For comparison, the same 50-file audit done sequentially by Opus would take 30-90 minutes (Opus is slow per file, plus its 10× refinement loop). The swarm is ~30× faster end-to-end.


Reproducing these numbers

# Set up
git clone https://github.com/Akichoooo/subclaw.git
cd subclaw/proxy
cp keys.example.json keys.json
# Put your real Anthropic API key in keys.json
python -m venv venv && source venv/bin/activate
pip install -r requirements.txt
python app.py
# In another terminal
cd ..
cp cli-skills/claude/subclaw.md ~/.claude/commands/
cp cli-skills/run-claw-pool.sh ~/.claude/scripts/
chmod +x ~/.claude/scripts/run-claw-pool.sh

# Run the 50-file audit
/subclaw audit this repo for unused imports
# Then check GET /stats
curl http://localhost:4748/stats | python -m json.tool

/stats will show your real cache_hit_rate, cache_read_tokens, cost_saved_cny, and per-key spend.

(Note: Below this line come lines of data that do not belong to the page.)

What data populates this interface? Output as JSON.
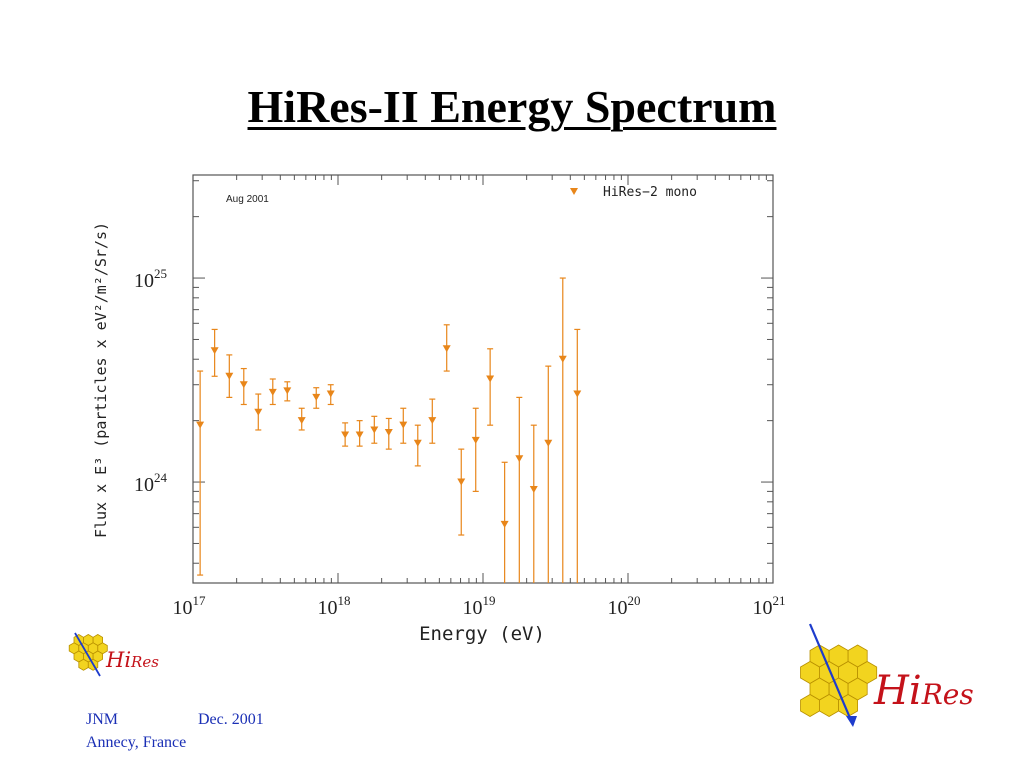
{
  "slide": {
    "title": "HiRes-II Energy Spectrum"
  },
  "footer": {
    "author": "JNM",
    "date": "Dec. 2001",
    "location": "Annecy, France"
  },
  "logos": {
    "text_prefix": "Hi",
    "text_suffix": "Res",
    "colors": {
      "hexagon": "#f2d41f",
      "hexagon_stroke": "#b89000",
      "arrow": "#1e3ccc",
      "text": "#c4121a"
    }
  },
  "chart_data": {
    "type": "scatter",
    "annotation": "Aug 2001",
    "xlabel": "Energy (eV)",
    "ylabel": "Flux x E³ (particles x eV²/m²/Sr/s)",
    "x_scale": "log",
    "y_scale": "log",
    "xlim": [
      1e+17,
      1e+21
    ],
    "ylim": [
      3.2e+23,
      3.2e+25
    ],
    "x_ticks": [
      {
        "value": 1e+17,
        "base": "10",
        "exp": "17"
      },
      {
        "value": 1e+18,
        "base": "10",
        "exp": "18"
      },
      {
        "value": 1e+19,
        "base": "10",
        "exp": "19"
      },
      {
        "value": 1e+20,
        "base": "10",
        "exp": "20"
      },
      {
        "value": 1e+21,
        "base": "10",
        "exp": "21"
      }
    ],
    "y_ticks": [
      {
        "value": 1e+24,
        "base": "10",
        "exp": "24"
      },
      {
        "value": 1e+25,
        "base": "10",
        "exp": "25"
      }
    ],
    "legend": {
      "label": "HiRes−2 mono",
      "position": "top-right",
      "marker": "triangle-down"
    },
    "grid": false,
    "color": "#e8861a",
    "series": [
      {
        "name": "HiRes−2 mono",
        "points": [
          {
            "x": 1.12e+17,
            "y": 1.9e+24,
            "ylo": 3.5e+23,
            "yhi": 3.5e+24
          },
          {
            "x": 1.41e+17,
            "y": 4.4e+24,
            "ylo": 3.3e+24,
            "yhi": 5.6e+24
          },
          {
            "x": 1.78e+17,
            "y": 3.3e+24,
            "ylo": 2.6e+24,
            "yhi": 4.2e+24
          },
          {
            "x": 2.24e+17,
            "y": 3e+24,
            "ylo": 2.4e+24,
            "yhi": 3.6e+24
          },
          {
            "x": 2.82e+17,
            "y": 2.2e+24,
            "ylo": 1.8e+24,
            "yhi": 2.7e+24
          },
          {
            "x": 3.55e+17,
            "y": 2.75e+24,
            "ylo": 2.4e+24,
            "yhi": 3.2e+24
          },
          {
            "x": 4.47e+17,
            "y": 2.8e+24,
            "ylo": 2.5e+24,
            "yhi": 3.1e+24
          },
          {
            "x": 5.62e+17,
            "y": 2e+24,
            "ylo": 1.8e+24,
            "yhi": 2.3e+24
          },
          {
            "x": 7.08e+17,
            "y": 2.6e+24,
            "ylo": 2.3e+24,
            "yhi": 2.9e+24
          },
          {
            "x": 8.91e+17,
            "y": 2.7e+24,
            "ylo": 2.4e+24,
            "yhi": 3e+24
          },
          {
            "x": 1.12e+18,
            "y": 1.7e+24,
            "ylo": 1.5e+24,
            "yhi": 1.95e+24
          },
          {
            "x": 1.41e+18,
            "y": 1.7e+24,
            "ylo": 1.5e+24,
            "yhi": 2e+24
          },
          {
            "x": 1.78e+18,
            "y": 1.8e+24,
            "ylo": 1.55e+24,
            "yhi": 2.1e+24
          },
          {
            "x": 2.24e+18,
            "y": 1.75e+24,
            "ylo": 1.45e+24,
            "yhi": 2.05e+24
          },
          {
            "x": 2.82e+18,
            "y": 1.9e+24,
            "ylo": 1.55e+24,
            "yhi": 2.3e+24
          },
          {
            "x": 3.55e+18,
            "y": 1.55e+24,
            "ylo": 1.2e+24,
            "yhi": 1.9e+24
          },
          {
            "x": 4.47e+18,
            "y": 2e+24,
            "ylo": 1.55e+24,
            "yhi": 2.55e+24
          },
          {
            "x": 5.62e+18,
            "y": 4.5e+24,
            "ylo": 3.5e+24,
            "yhi": 5.9e+24
          },
          {
            "x": 7.08e+18,
            "y": 1e+24,
            "ylo": 5.5e+23,
            "yhi": 1.45e+24
          },
          {
            "x": 8.91e+18,
            "y": 1.6e+24,
            "ylo": 9e+23,
            "yhi": 2.3e+24
          },
          {
            "x": 1.12e+19,
            "y": 3.2e+24,
            "ylo": 1.9e+24,
            "yhi": 4.5e+24
          },
          {
            "x": 1.41e+19,
            "y": 6.2e+23,
            "ylo": 3.2e+23,
            "yhi": 1.25e+24
          },
          {
            "x": 1.78e+19,
            "y": 1.3e+24,
            "ylo": 3.2e+23,
            "yhi": 2.6e+24
          },
          {
            "x": 2.24e+19,
            "y": 9.2e+23,
            "ylo": 3.2e+23,
            "yhi": 1.9e+24
          },
          {
            "x": 2.82e+19,
            "y": 1.55e+24,
            "ylo": 3.2e+23,
            "yhi": 3.7e+24
          },
          {
            "x": 3.55e+19,
            "y": 4e+24,
            "ylo": 3.2e+23,
            "yhi": 1e+25
          },
          {
            "x": 4.47e+19,
            "y": 2.7e+24,
            "ylo": 3.2e+23,
            "yhi": 5.6e+24
          }
        ]
      }
    ]
  }
}
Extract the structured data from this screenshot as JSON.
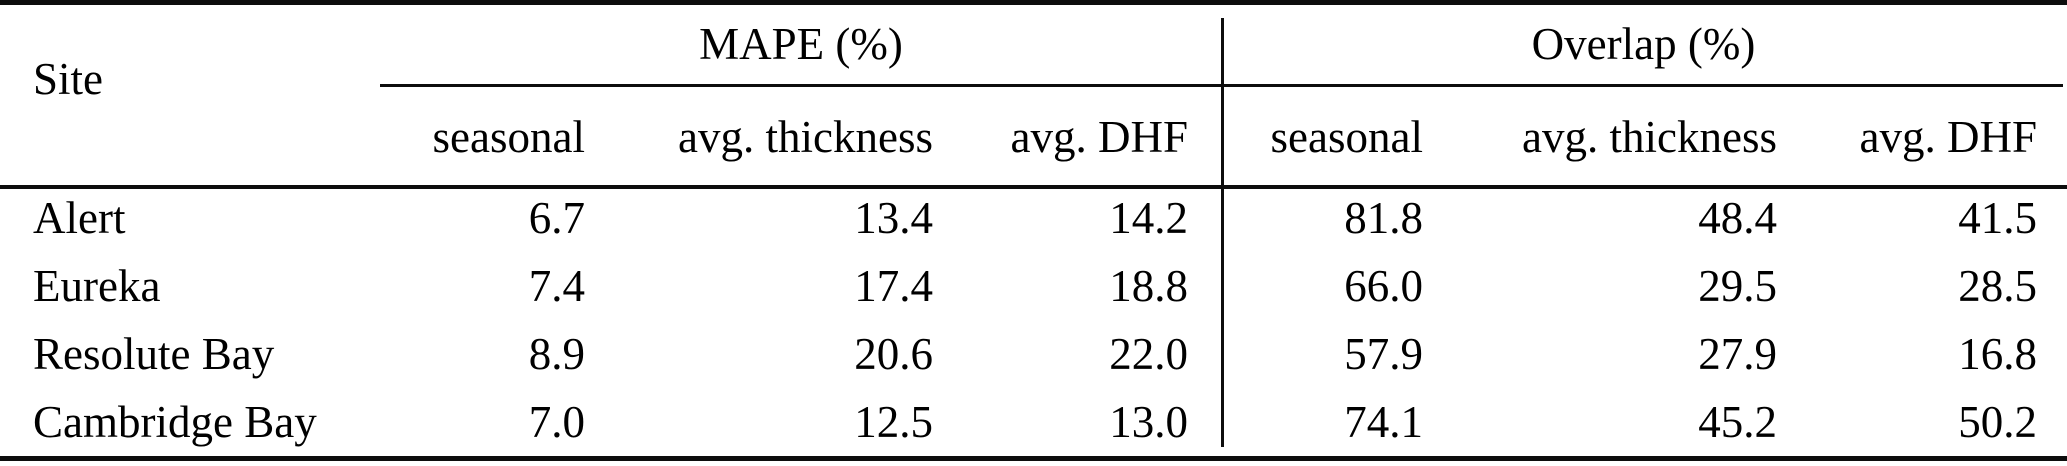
{
  "table": {
    "site_header": "Site",
    "groups": [
      {
        "label": "MAPE (%)",
        "columns": [
          "seasonal",
          "avg. thickness",
          "avg. DHF"
        ]
      },
      {
        "label": "Overlap (%)",
        "columns": [
          "seasonal",
          "avg. thickness",
          "avg. DHF"
        ]
      }
    ],
    "rows": [
      {
        "site": "Alert",
        "mape": [
          "6.7",
          "13.4",
          "14.2"
        ],
        "overlap": [
          "81.8",
          "48.4",
          "41.5"
        ]
      },
      {
        "site": "Eureka",
        "mape": [
          "7.4",
          "17.4",
          "18.8"
        ],
        "overlap": [
          "66.0",
          "29.5",
          "28.5"
        ]
      },
      {
        "site": "Resolute Bay",
        "mape": [
          "8.9",
          "20.6",
          "22.0"
        ],
        "overlap": [
          "57.9",
          "27.9",
          "16.8"
        ]
      },
      {
        "site": "Cambridge Bay",
        "mape": [
          "7.0",
          "12.5",
          "13.0"
        ],
        "overlap": [
          "74.1",
          "45.2",
          "50.2"
        ]
      }
    ]
  }
}
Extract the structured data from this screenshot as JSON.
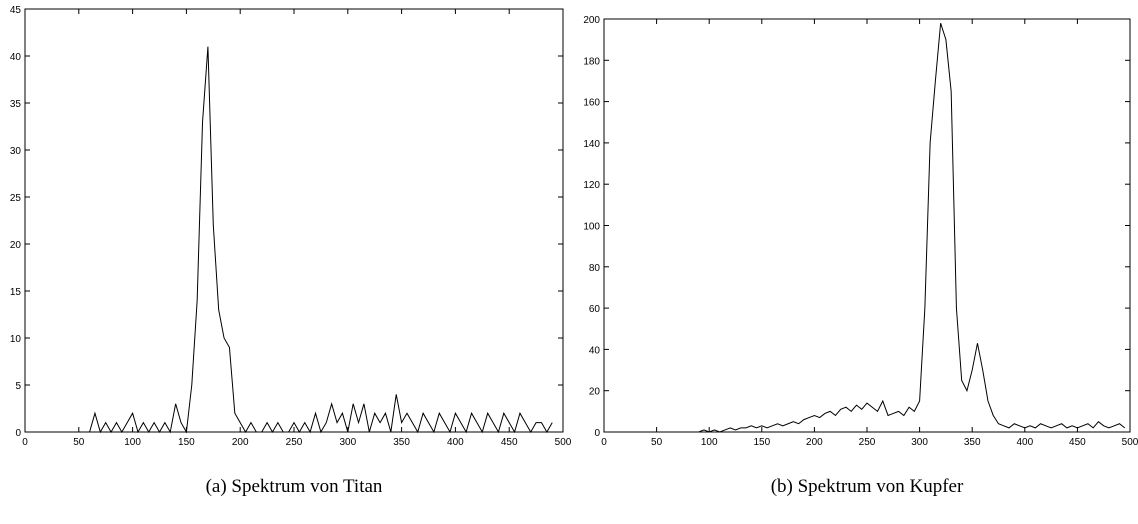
{
  "chart_data": [
    {
      "type": "line",
      "caption": "(a) Spektrum von Titan",
      "color": "#000000",
      "grid": false,
      "xlim": [
        0,
        500
      ],
      "xticks": [
        0,
        50,
        100,
        150,
        200,
        250,
        300,
        350,
        400,
        450,
        500
      ],
      "ylim": [
        0,
        45
      ],
      "yticks": [
        0,
        5,
        10,
        15,
        20,
        25,
        30,
        35,
        40,
        45
      ],
      "x": [
        0,
        5,
        10,
        15,
        20,
        25,
        30,
        35,
        40,
        45,
        50,
        55,
        60,
        65,
        70,
        75,
        80,
        85,
        90,
        95,
        100,
        105,
        110,
        115,
        120,
        125,
        130,
        135,
        140,
        145,
        150,
        155,
        160,
        165,
        170,
        175,
        180,
        185,
        190,
        195,
        200,
        205,
        210,
        215,
        220,
        225,
        230,
        235,
        240,
        245,
        250,
        255,
        260,
        265,
        270,
        275,
        280,
        285,
        290,
        295,
        300,
        305,
        310,
        315,
        320,
        325,
        330,
        335,
        340,
        345,
        350,
        355,
        360,
        365,
        370,
        375,
        380,
        385,
        390,
        395,
        400,
        405,
        410,
        415,
        420,
        425,
        430,
        435,
        440,
        445,
        450,
        455,
        460,
        465,
        470,
        475,
        480,
        485,
        490
      ],
      "values": [
        0,
        0,
        0,
        0,
        0,
        0,
        0,
        0,
        0,
        0,
        0,
        0,
        0,
        2,
        0,
        1,
        0,
        1,
        0,
        1,
        2,
        0,
        1,
        0,
        1,
        0,
        1,
        0,
        3,
        1,
        0,
        5,
        14,
        33,
        41,
        22,
        13,
        10,
        9,
        2,
        1,
        0,
        1,
        0,
        0,
        1,
        0,
        1,
        0,
        0,
        1,
        0,
        1,
        0,
        2,
        0,
        1,
        3,
        1,
        2,
        0,
        3,
        1,
        3,
        0,
        2,
        1,
        2,
        0,
        4,
        1,
        2,
        1,
        0,
        2,
        1,
        0,
        2,
        1,
        0,
        2,
        1,
        0,
        2,
        1,
        0,
        2,
        1,
        0,
        2,
        1,
        0,
        2,
        1,
        0,
        1,
        1,
        0,
        1
      ]
    },
    {
      "type": "line",
      "caption": "(b) Spektrum von Kupfer",
      "color": "#000000",
      "grid": false,
      "xlim": [
        0,
        500
      ],
      "xticks": [
        0,
        50,
        100,
        150,
        200,
        250,
        300,
        350,
        400,
        450,
        500
      ],
      "ylim": [
        0,
        200
      ],
      "yticks": [
        0,
        20,
        40,
        60,
        80,
        100,
        120,
        140,
        160,
        180,
        200
      ],
      "x": [
        0,
        5,
        10,
        15,
        20,
        25,
        30,
        35,
        40,
        45,
        50,
        55,
        60,
        65,
        70,
        75,
        80,
        85,
        90,
        95,
        100,
        105,
        110,
        115,
        120,
        125,
        130,
        135,
        140,
        145,
        150,
        155,
        160,
        165,
        170,
        175,
        180,
        185,
        190,
        195,
        200,
        205,
        210,
        215,
        220,
        225,
        230,
        235,
        240,
        245,
        250,
        255,
        260,
        265,
        270,
        275,
        280,
        285,
        290,
        295,
        300,
        305,
        310,
        315,
        320,
        325,
        330,
        335,
        340,
        345,
        350,
        355,
        360,
        365,
        370,
        375,
        380,
        385,
        390,
        395,
        400,
        405,
        410,
        415,
        420,
        425,
        430,
        435,
        440,
        445,
        450,
        455,
        460,
        465,
        470,
        475,
        480,
        485,
        490,
        495
      ],
      "values": [
        0,
        0,
        0,
        0,
        0,
        0,
        0,
        0,
        0,
        0,
        0,
        0,
        0,
        0,
        0,
        0,
        0,
        0,
        0,
        1,
        0,
        1,
        0,
        1,
        2,
        1,
        2,
        2,
        3,
        2,
        3,
        2,
        3,
        4,
        3,
        4,
        5,
        4,
        6,
        7,
        8,
        7,
        9,
        10,
        8,
        11,
        12,
        10,
        13,
        11,
        14,
        12,
        10,
        15,
        8,
        9,
        10,
        8,
        12,
        10,
        15,
        60,
        140,
        170,
        198,
        190,
        165,
        60,
        25,
        20,
        30,
        43,
        30,
        15,
        8,
        4,
        3,
        2,
        4,
        3,
        2,
        3,
        2,
        4,
        3,
        2,
        3,
        4,
        2,
        3,
        2,
        3,
        4,
        2,
        5,
        3,
        2,
        3,
        4,
        2
      ]
    }
  ]
}
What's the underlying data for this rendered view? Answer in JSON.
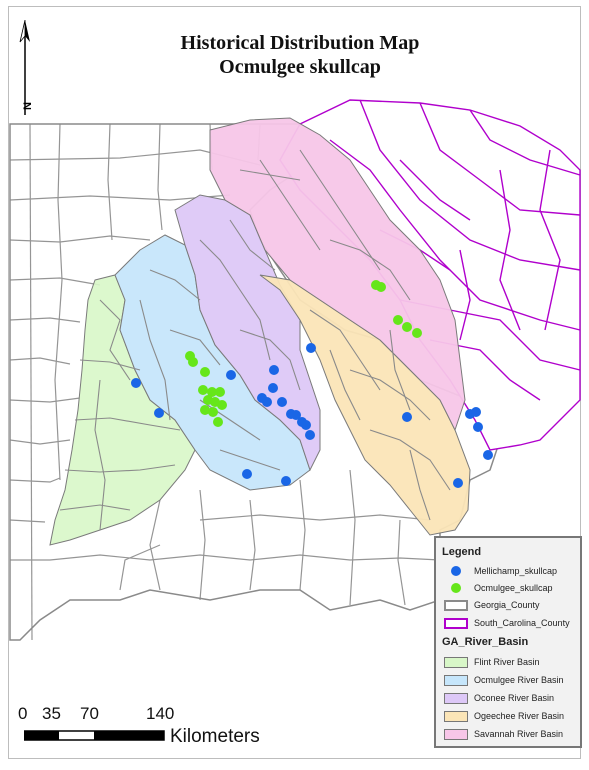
{
  "title": {
    "line1": "Historical Distribution Map",
    "line2": "Ocmulgee skullcap"
  },
  "north_arrow": {
    "label": "N"
  },
  "colors": {
    "county_outline": "#8a8a8a",
    "sc_county_outline": "#b000cc",
    "mellichamp_point": "#1a66e6",
    "ocmulgee_point": "#66e61a",
    "flint": "#d8f7c8",
    "ocmulgee": "#c6e6fb",
    "oconee": "#ddc8f7",
    "ogeechee": "#fbe5b7",
    "savannah": "#f7c6e8"
  },
  "legend": {
    "title": "Legend",
    "items": [
      {
        "label": "Mellichamp_skullcap",
        "symbol": "blue-dot"
      },
      {
        "label": "Ocmulgee_skullcap",
        "symbol": "green-dot"
      },
      {
        "label": "Georgia_County",
        "symbol": "gray-box"
      },
      {
        "label": "South_Carolina_County",
        "symbol": "purple-box"
      }
    ],
    "basin_heading": "GA_River_Basin",
    "basins": [
      {
        "label": "Flint River Basin",
        "key": "flint"
      },
      {
        "label": "Ocmulgee River Basin",
        "key": "ocmulgee"
      },
      {
        "label": "Oconee River Basin",
        "key": "oconee"
      },
      {
        "label": "Ogeechee River Basin",
        "key": "ogeechee"
      },
      {
        "label": "Savannah River Basin",
        "key": "savannah"
      }
    ]
  },
  "scale_bar": {
    "ticks": [
      "0",
      "35",
      "70",
      "140"
    ],
    "unit": "Kilometers"
  }
}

Caveats and known unknowns

  • Prompt size matters. Cache hit rate drops when the system prompt is short (cache key has less to match). With a 5k-token system prompt, hit rates are typically 85-95%. With a 500-token system prompt, 40-60%.
  • Worker tasks must be at least 2 turns. Single-shot requests have 0% cache hit (no reuse). The slash command optimizes for multi-turn worker tasks.
  • Cache TTL is 5 minutes by default (Anthropic-side). If your worker is idle for > 5 min between turns, the cache expires. subclaw can't fix this — it's an Anthropic-side limit.
  • Geographic latency dominates the per-request number. If your proxy runs in us-east-1 and the provider's endpoint is in ap-southeast-1, add 100-300ms per request.
  • These numbers are not SLA. Anthropic pricing changes, model performance changes, your workload changes. Treat the percentages as stable, the absolute dollars as indicative.